In the report by Cowan et al, 31% of patients had pauci-granulocytopenic asthma.23 This pattern may be due to the presence of minimal or no airway inflammation at the time of measurement in patients with airway structural changes, possibly explaining the persistent changes in airway function. Porsbjerg et al reported that such patients had elevated levels of exhaled NO and AHR to mannitol, indicating increased disease activity compared with the neutrophilic group which had a low degree of AHR to mannitol and normal Feno levels.7 A possible benefit of corticosteroids in this group is supported by the findings of Cowan et al.

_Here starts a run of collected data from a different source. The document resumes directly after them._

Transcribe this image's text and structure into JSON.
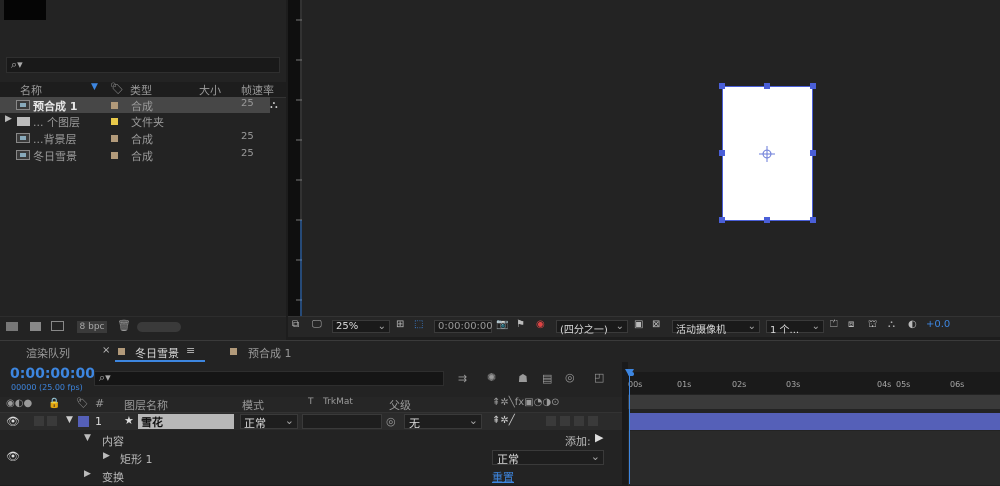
{
  "project": {
    "search_placeholder": "",
    "columns": {
      "name": "名称",
      "type": "类型",
      "size": "大小",
      "framerate": "帧速率"
    },
    "items": [
      {
        "name": "预合成 1",
        "type": "合成",
        "fps": "25",
        "selected": true,
        "kind": "comp",
        "label_color": "#b29a7a"
      },
      {
        "name": "... 个图层",
        "type": "文件夹",
        "fps": "",
        "selected": false,
        "kind": "folder",
        "label_color": "#e8c94a"
      },
      {
        "name": "...背景层",
        "type": "合成",
        "fps": "25",
        "selected": false,
        "kind": "comp",
        "label_color": "#b29a7a"
      },
      {
        "name": "冬日雪景",
        "type": "合成",
        "fps": "25",
        "selected": false,
        "kind": "comp",
        "label_color": "#b29a7a"
      }
    ],
    "footer_bpc": "8 bpc"
  },
  "viewer": {
    "zoom": "25%",
    "timecode": "0:00:00:00",
    "resolution": "(四分之一)",
    "camera": "活动摄像机",
    "views": "1 个...",
    "exposure": "+0.0"
  },
  "timeline": {
    "tabs": [
      {
        "label": "渲染队列",
        "active": false
      },
      {
        "label": "冬日雪景",
        "active": true
      },
      {
        "label": "预合成 1",
        "active": false
      }
    ],
    "timecode": "0:00:00:00",
    "fps": "00000 (25.00 fps)",
    "columns": {
      "num": "#",
      "layer_name": "图层名称",
      "mode": "模式",
      "t": "T",
      "trkmat": "TrkMat",
      "parent": "父级"
    },
    "layer": {
      "index": "1",
      "name": "雪花",
      "mode": "正常",
      "parent": "无"
    },
    "content_label": "内容",
    "add_label": "添加:",
    "rect_label": "矩形 1",
    "rect_mode": "正常",
    "transform_label": "变换",
    "reset_label": "重置",
    "ruler_ticks": [
      "00s",
      "01s",
      "02s",
      "03s",
      "04s",
      "05s",
      "06s"
    ]
  }
}
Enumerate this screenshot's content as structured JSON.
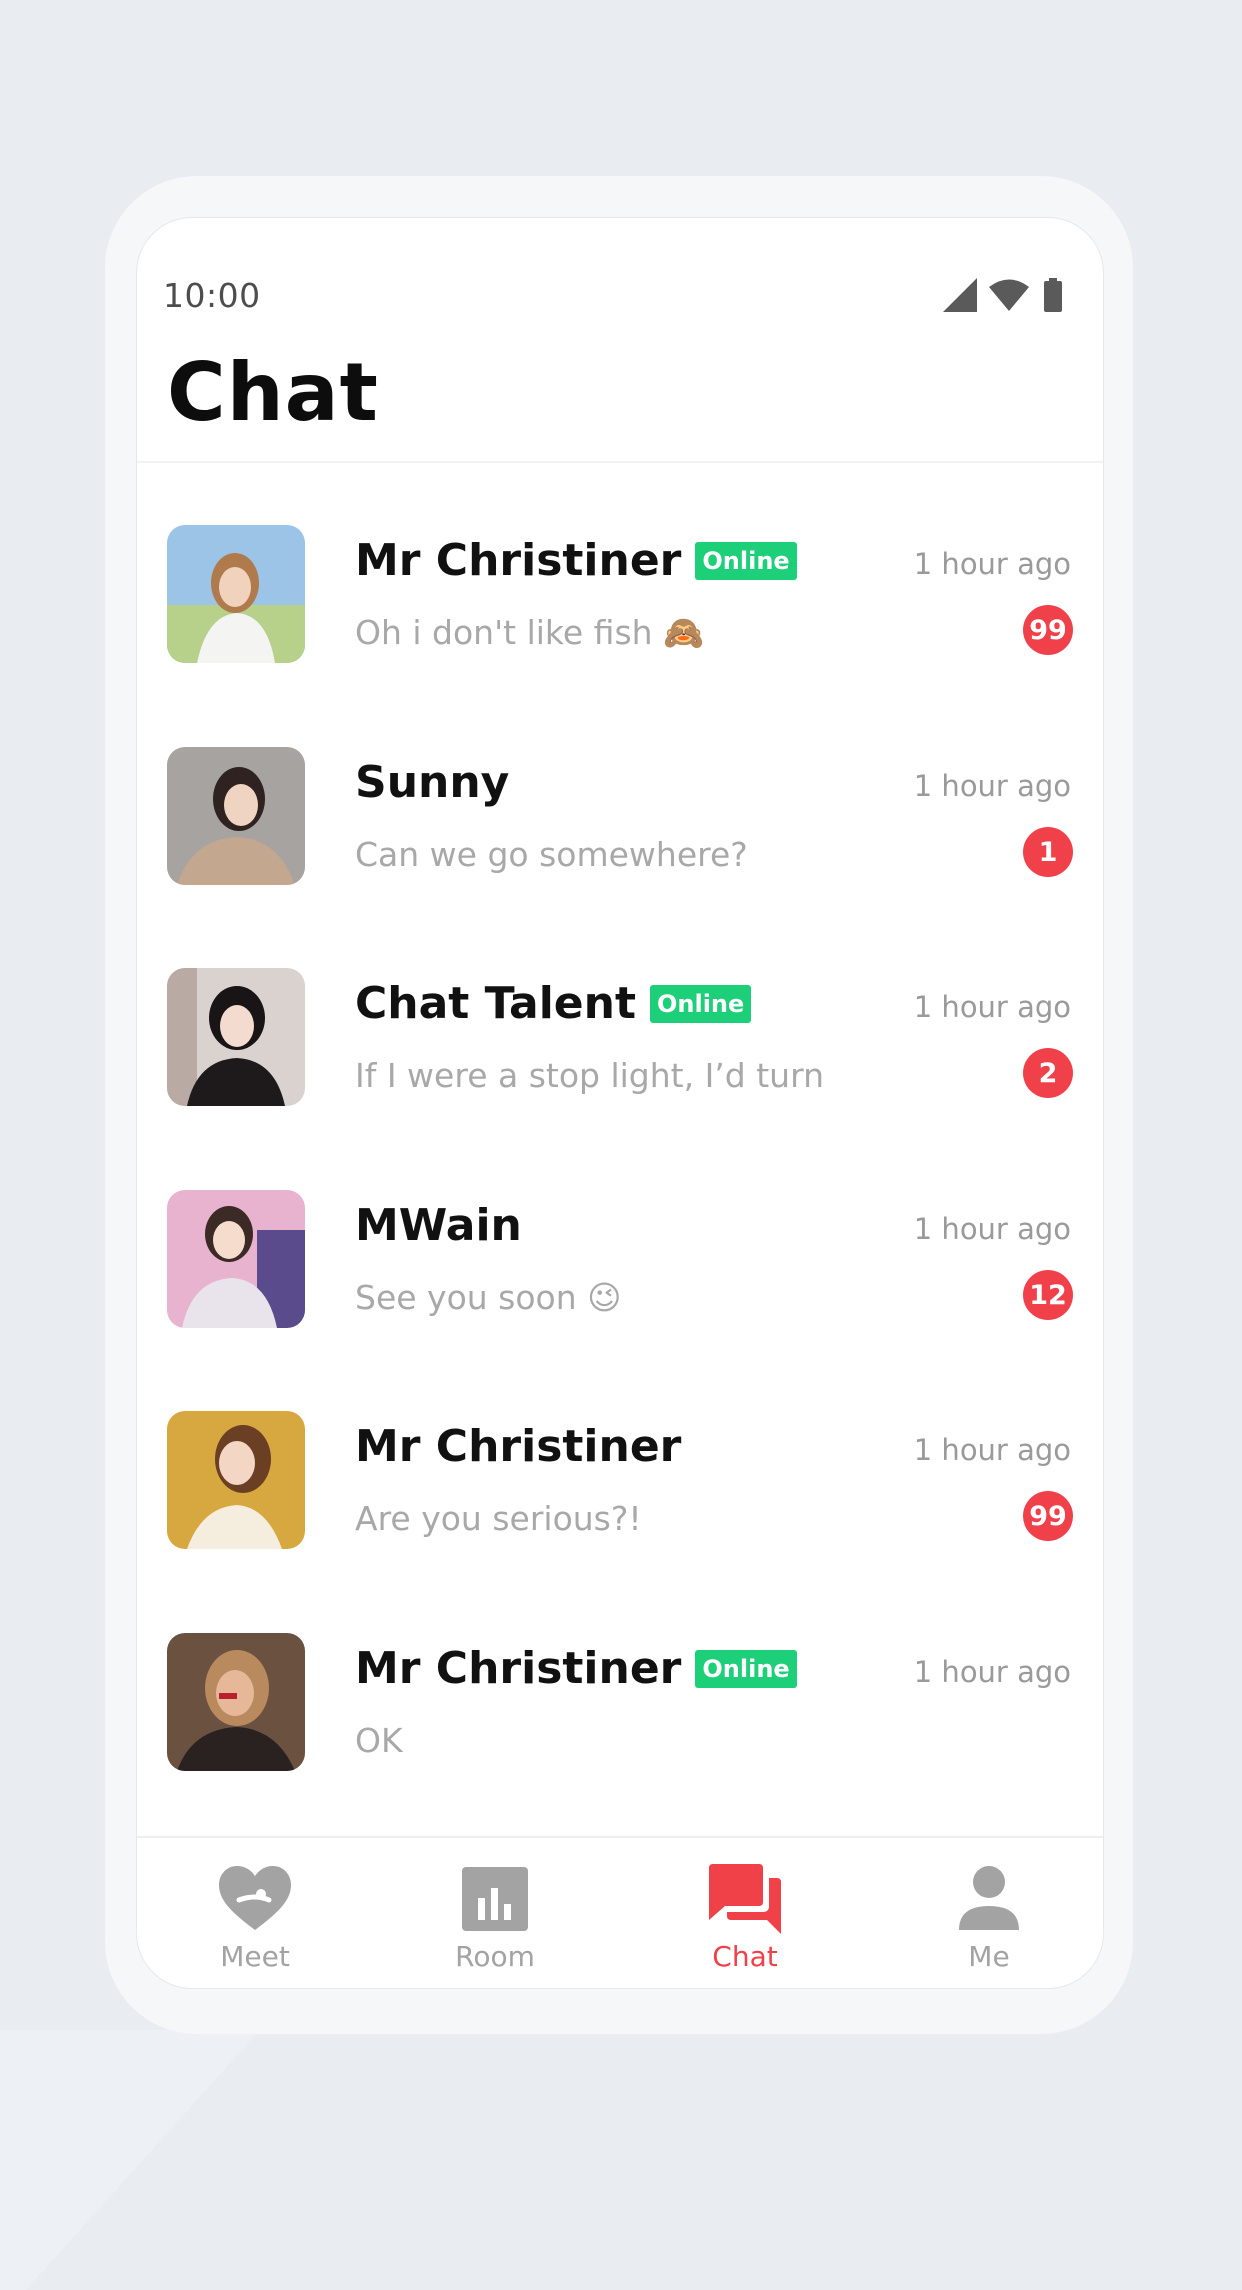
{
  "colors": {
    "accent": "#f04048",
    "online": "#1ecf7a",
    "badge": "#f0404a",
    "inactive_tab": "#a3a3a3"
  },
  "status_bar": {
    "time": "10:00",
    "icons": [
      "signal-icon",
      "wifi-icon",
      "battery-icon"
    ]
  },
  "header": {
    "title": "Chat"
  },
  "chats": [
    {
      "name": "Mr Christiner",
      "online_label": "Online",
      "time": "1 hour ago",
      "message": "Oh i don't like fish 🙈",
      "unread": "99"
    },
    {
      "name": "Sunny",
      "online_label": "",
      "time": "1 hour ago",
      "message": "Can we go somewhere?",
      "unread": "1"
    },
    {
      "name": "Chat Talent",
      "online_label": "Online",
      "time": "1 hour ago",
      "message": "If I were a stop light, I’d turn",
      "unread": "2"
    },
    {
      "name": "MWain",
      "online_label": "",
      "time": "1 hour ago",
      "message": "See you soon 😉",
      "unread": "12"
    },
    {
      "name": "Mr Christiner",
      "online_label": "",
      "time": "1 hour ago",
      "message": "Are you serious?!",
      "unread": "99"
    },
    {
      "name": "Mr Christiner",
      "online_label": "Online",
      "time": "1 hour ago",
      "message": "OK",
      "unread": ""
    }
  ],
  "tabs": [
    {
      "label": "Meet",
      "icon": "heart-icon",
      "active": false
    },
    {
      "label": "Room",
      "icon": "chart-icon",
      "active": false
    },
    {
      "label": "Chat",
      "icon": "chat-icon",
      "active": true
    },
    {
      "label": "Me",
      "icon": "person-icon",
      "active": false
    }
  ]
}
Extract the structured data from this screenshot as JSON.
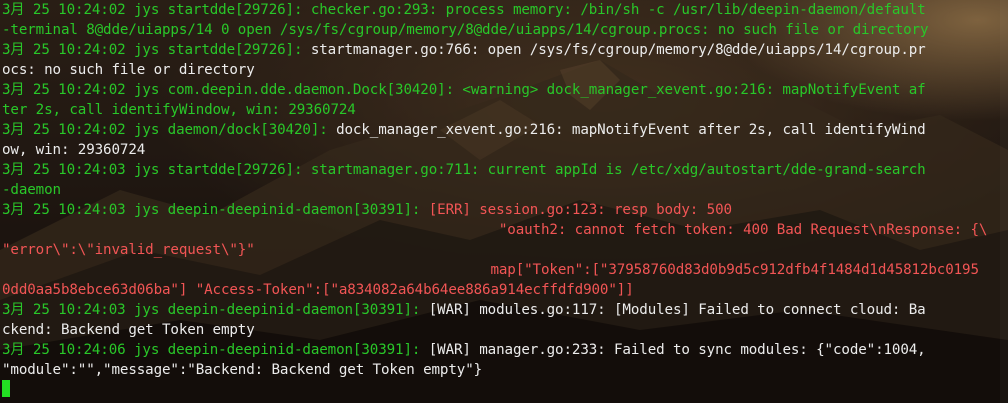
{
  "terminal": {
    "lines": [
      [
        {
          "c": "g",
          "t": "3月 25 10:24:02 jys startdde[29726]: "
        },
        {
          "c": "g",
          "t": "checker.go:293: process memory: /bin/sh -c /usr/lib/deepin-daemon/default"
        }
      ],
      [
        {
          "c": "g",
          "t": "-terminal 8@dde/uiapps/14 0 open /sys/fs/cgroup/memory/8@dde/uiapps/14/cgroup.procs: no such file or directory"
        }
      ],
      [
        {
          "c": "g",
          "t": "3月 25 10:24:02 jys startdde[29726]: "
        },
        {
          "c": "w",
          "t": "startmanager.go:766: open /sys/fs/cgroup/memory/8@dde/uiapps/14/cgroup.pr"
        }
      ],
      [
        {
          "c": "w",
          "t": "ocs: no such file or directory"
        }
      ],
      [
        {
          "c": "g",
          "t": "3月 25 10:24:02 jys com.deepin.dde.daemon.Dock[30420]: <warning> dock_manager_xevent.go:216: mapNotifyEvent af"
        }
      ],
      [
        {
          "c": "g",
          "t": "ter 2s, call identifyWindow, win: 29360724"
        }
      ],
      [
        {
          "c": "g",
          "t": "3月 25 10:24:02 jys daemon/dock[30420]: "
        },
        {
          "c": "w",
          "t": "dock_manager_xevent.go:216: mapNotifyEvent after 2s, call identifyWind"
        }
      ],
      [
        {
          "c": "w",
          "t": "ow, win: 29360724"
        }
      ],
      [
        {
          "c": "g",
          "t": "3月 25 10:24:03 jys startdde[29726]: startmanager.go:711: current appId is /etc/xdg/autostart/dde-grand-search"
        }
      ],
      [
        {
          "c": "g",
          "t": "-daemon"
        }
      ],
      [
        {
          "c": "g",
          "t": "3月 25 10:24:03 jys deepin-deepinid-daemon[30391]: "
        },
        {
          "c": "r",
          "t": "[ERR] session.go:123: resp body: 500"
        }
      ],
      [
        {
          "c": "r",
          "t": "                                                           \"oauth2: cannot fetch token: 400 Bad Request\\nResponse: {\\"
        }
      ],
      [
        {
          "c": "r",
          "t": "\"error\\\":\\\"invalid_request\\\"}\""
        }
      ],
      [
        {
          "c": "r",
          "t": "                                                          map[\"Token\":[\"37958760d83d0b9d5c912dfb4f1484d1d45812bc0195"
        }
      ],
      [
        {
          "c": "r",
          "t": "0dd0aa5b8ebce63d06ba\"] \"Access-Token\":[\"a834082a64b64ee886a914ecffdfd900\"]]"
        }
      ],
      [
        {
          "c": "g",
          "t": "3月 25 10:24:03 jys deepin-deepinid-daemon[30391]: "
        },
        {
          "c": "w",
          "t": "[WAR] modules.go:117: [Modules] Failed to connect cloud: Ba"
        }
      ],
      [
        {
          "c": "w",
          "t": "ckend: Backend get Token empty"
        }
      ],
      [
        {
          "c": "g",
          "t": "3月 25 10:24:06 jys deepin-deepinid-daemon[30391]: "
        },
        {
          "c": "w",
          "t": "[WAR] manager.go:233: Failed to sync modules: {\"code\":1004,"
        }
      ],
      [
        {
          "c": "w",
          "t": "\"module\":\"\",\"message\":\"Backend: Backend get Token empty\"}"
        }
      ]
    ]
  }
}
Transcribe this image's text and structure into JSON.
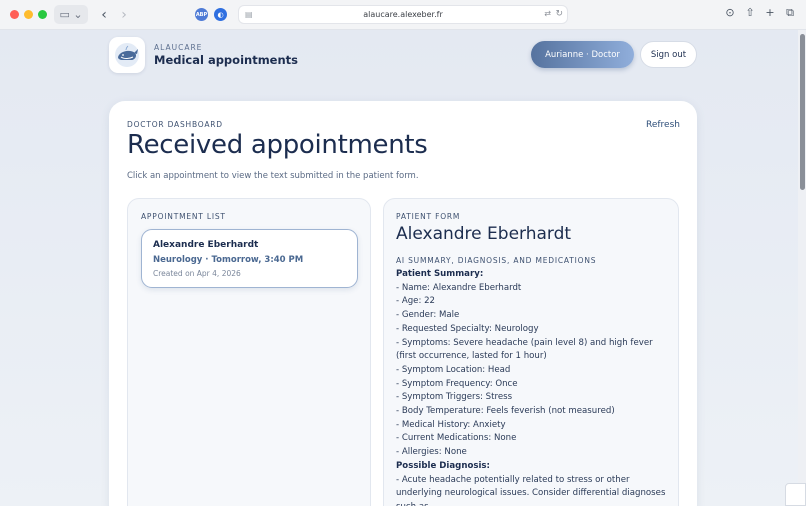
{
  "browser": {
    "url": "alaucare.alexeber.fr",
    "ext_badge": "ABP"
  },
  "brand": {
    "eyebrow": "ALAUCARE",
    "title": "Medical appointments"
  },
  "header": {
    "role_label": "Aurianne · Doctor",
    "signout_label": "Sign out"
  },
  "dashboard": {
    "eyebrow": "DOCTOR DASHBOARD",
    "refresh_label": "Refresh",
    "title": "Received appointments",
    "subtitle": "Click an appointment to view the text submitted in the patient form."
  },
  "appointment_list": {
    "eyebrow": "APPOINTMENT LIST",
    "items": [
      {
        "name": "Alexandre Eberhardt",
        "meta": "Neurology · Tomorrow, 3:40 PM",
        "created": "Created on Apr 4, 2026"
      }
    ]
  },
  "patient_form": {
    "eyebrow": "PATIENT FORM",
    "name": "Alexandre Eberhardt",
    "section_label": "AI SUMMARY, DIAGNOSIS, AND MEDICATIONS",
    "summary_heading": "Patient Summary:",
    "summary_lines": [
      "- Name: Alexandre Eberhardt",
      "- Age: 22",
      "- Gender: Male",
      "- Requested Specialty: Neurology",
      "- Symptoms: Severe headache (pain level 8) and high fever (first occurrence, lasted for 1 hour)",
      "- Symptom Location: Head",
      "- Symptom Frequency: Once",
      "- Symptom Triggers: Stress",
      "- Body Temperature: Feels feverish (not measured)",
      "- Medical History: Anxiety",
      "- Current Medications: None",
      "- Allergies: None"
    ],
    "diagnosis_heading": "Possible Diagnosis:",
    "diagnosis_lines": [
      "- Acute headache potentially related to stress or other underlying neurological issues. Consider differential diagnoses such as"
    ]
  },
  "colors": {
    "accent": "#56739f",
    "text_dark": "#1c2d4f",
    "panel_bg": "#f6f8fb"
  }
}
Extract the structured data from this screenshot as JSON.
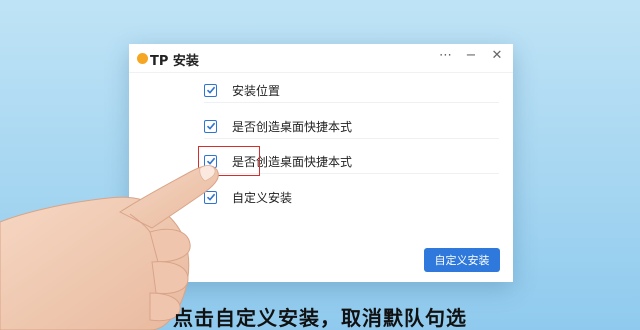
{
  "window": {
    "title": "TP 安装",
    "controls": {
      "more": "⋯",
      "minimize": "−",
      "close": "✕"
    }
  },
  "options": [
    {
      "label": "安装位置",
      "checked": true
    },
    {
      "label": "是否创造桌面快捷本式",
      "checked": true
    },
    {
      "label": "是否创造桌面快捷本式",
      "checked": true
    },
    {
      "label": "自定义安装",
      "checked": true
    }
  ],
  "buttons": {
    "custom_install": "自定义安装"
  },
  "caption": "点击自定义安装，取消默队句选",
  "colors": {
    "accent": "#2e79db",
    "highlight": "#d0312d",
    "app_dot": "#f5a623"
  }
}
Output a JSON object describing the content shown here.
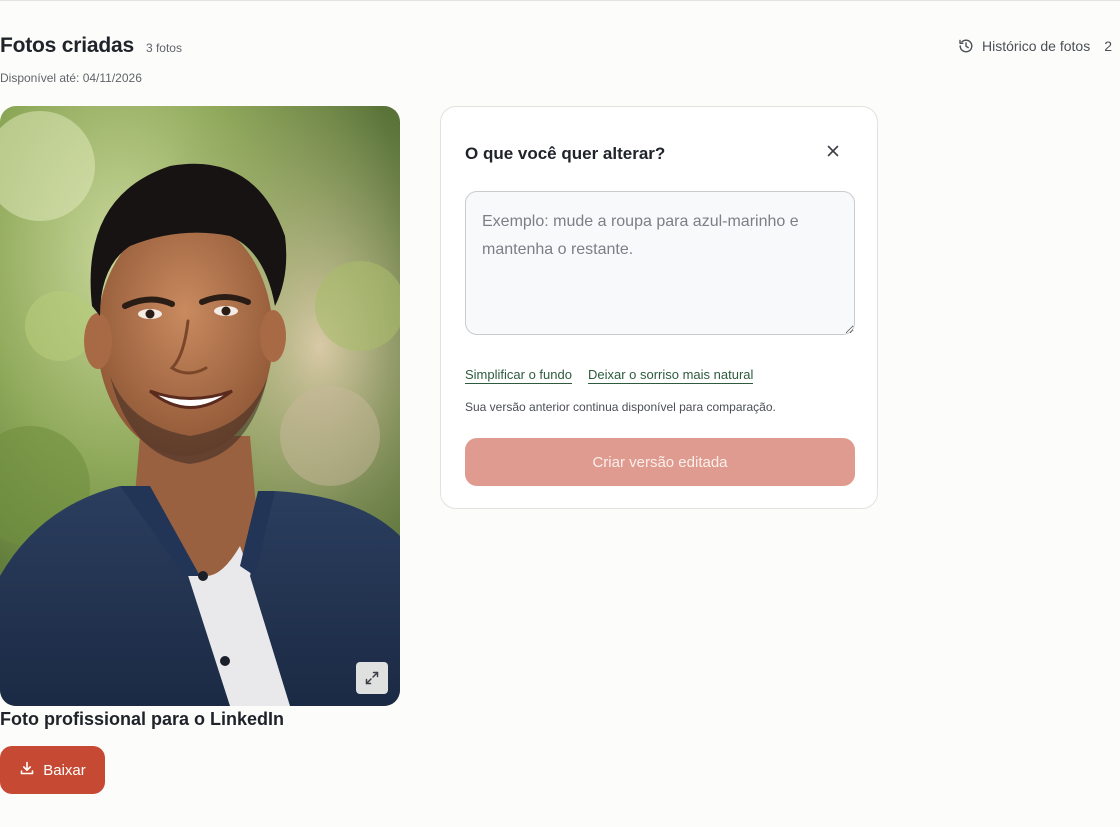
{
  "header": {
    "title": "Fotos criadas",
    "photo_count": "3 fotos",
    "availability": "Disponível até: 04/11/2026",
    "history_label": "Histórico de fotos",
    "history_count": "2",
    "history_icon": "history-icon"
  },
  "photo": {
    "caption": "Foto profissional para o LinkedIn",
    "expand_icon": "expand-icon",
    "download_label": "Baixar",
    "download_icon": "download-icon"
  },
  "edit_panel": {
    "title": "O que você quer alterar?",
    "close_icon": "close-icon",
    "textarea_value": "",
    "textarea_placeholder": "Exemplo: mude a roupa para azul-marinho e mantenha o restante.",
    "suggestions": [
      "Simplificar o fundo",
      "Deixar o sorriso mais natural"
    ],
    "note": "Sua versão anterior continua disponível para comparação.",
    "submit_label": "Criar versão editada"
  },
  "colors": {
    "accent": "#c64a33",
    "accent_disabled": "#df9b8f",
    "link": "#2e5b3e",
    "background": "#fcfcfa"
  }
}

Further research should be conducted on inflammatory asthma phenotypes and their clinical relevance. In this regard, treatments targeting granulocytes such as mepolizumab for eosinophils or those antagonising neutrophilic responses will contribute to an understanding of their role in the clinical expression of asthma and how best to treat these conditions.33
In conclusion, the report by Cowan and colleagues sheds more light on the prevalence of the various asthma phenotypes, particularly after corticosteroid withdrawal. The study shows that corticosteroids may increase neutrophil cell counts in induced sputum. It also suggests that, although baseline eosinophilia is a good predictor of the corticosteroid response, patients with no sputum eosinophilia may also show an improvement in their asthma with this treatment, particularly if they have increased Feno levels. Further research should be done on how these phenotypes evolve over time, particularly with regard to environmental exposures and medication use. Their influence on clinical outcomes and response to treatments should also be further examined. Phenotyping by the inflammatory cell type provides an opportunity to better target asthma therapy,34 but how to assess such phenotype should be done using rigorous methods and the effects of corticosteroid use, smoking and environmental exposures should be taken into account in the interpretation of these data.